Experts noted that these massive figures reflect the volatility often seen in retail-driven investment products. Meanwhile, this heavy outflow comes after IBIT pulled in over $1 billion across three straight trading days in October. This significant inflow pushed the investment funds into the top 10 most-traded ETFs in the U.S.
Reported in a local news outlet, Cristiano Castro, BlackRock’s top executive, explained that such movements are common in liquid instruments like ETFs.
He emphasized that these funds are designed to allow investors to allocate capital and manage cash flow efficiently. According to Castro, the recent compression in assets is a normal reaction in any rapidly growing investment vehicle.
Despite the withdrawals, investor sentiment has shown signs of recovery. BlackRock’s spot Bitcoin ETF holders returned to profit as Bitcoin climbed back above $90,000. Spot Bitcoin ETFs ended four weeks of heavy outflows with a $70 million weekly inflow.

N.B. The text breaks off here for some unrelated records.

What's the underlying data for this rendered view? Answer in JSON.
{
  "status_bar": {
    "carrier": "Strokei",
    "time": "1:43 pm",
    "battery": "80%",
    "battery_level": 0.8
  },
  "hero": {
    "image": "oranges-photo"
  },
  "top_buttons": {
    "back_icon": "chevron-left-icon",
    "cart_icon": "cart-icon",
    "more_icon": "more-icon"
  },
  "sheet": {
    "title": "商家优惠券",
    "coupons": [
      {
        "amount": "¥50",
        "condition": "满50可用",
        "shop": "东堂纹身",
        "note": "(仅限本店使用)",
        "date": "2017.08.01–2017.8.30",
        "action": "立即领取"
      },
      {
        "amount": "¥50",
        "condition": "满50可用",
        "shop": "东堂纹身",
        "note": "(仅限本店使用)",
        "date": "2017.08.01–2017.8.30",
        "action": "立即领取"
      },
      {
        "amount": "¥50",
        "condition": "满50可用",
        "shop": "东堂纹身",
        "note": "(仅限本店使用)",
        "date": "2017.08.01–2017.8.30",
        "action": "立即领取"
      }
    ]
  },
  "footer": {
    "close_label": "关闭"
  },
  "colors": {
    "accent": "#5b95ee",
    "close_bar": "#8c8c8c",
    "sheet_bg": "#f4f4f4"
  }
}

This partially offset the $4.35 billion that exited the sector in November. Investors in IBIT now hold a cumulative gain of about $3.2 billion, reversing losses incurred during Bitcoin’s recent decline.
Similarly, BlackRock’s Ethereum ETF also rebounded. Spot Ethereum ETFs recorded $312.6 million in weekly inflows, recovering part of the $1.74 billion lost over the previous three weeks.
Castro highlighted the unexpected growth of BlackRock’s crypto ETFs, especially IBIT. The crypto fund became the asset manager’s most profitable ETF, generating nearly $245 million in fees over the past year.
BlackRock’s business director noted that the total value of assets under IBIT in the US and Brazil almost reached $100 billion. This shows that investors were very interested in the fund earlier.
Furthermore, Castro pointed out that investors’ willingness to return to these ETFs after market pullbacks reflects the resilience and appeal of crypto-based investment products. BlackRock remains confident that these funds will continue to attract capital over the long term, reinforcing the company’s strategic focus on digital assets.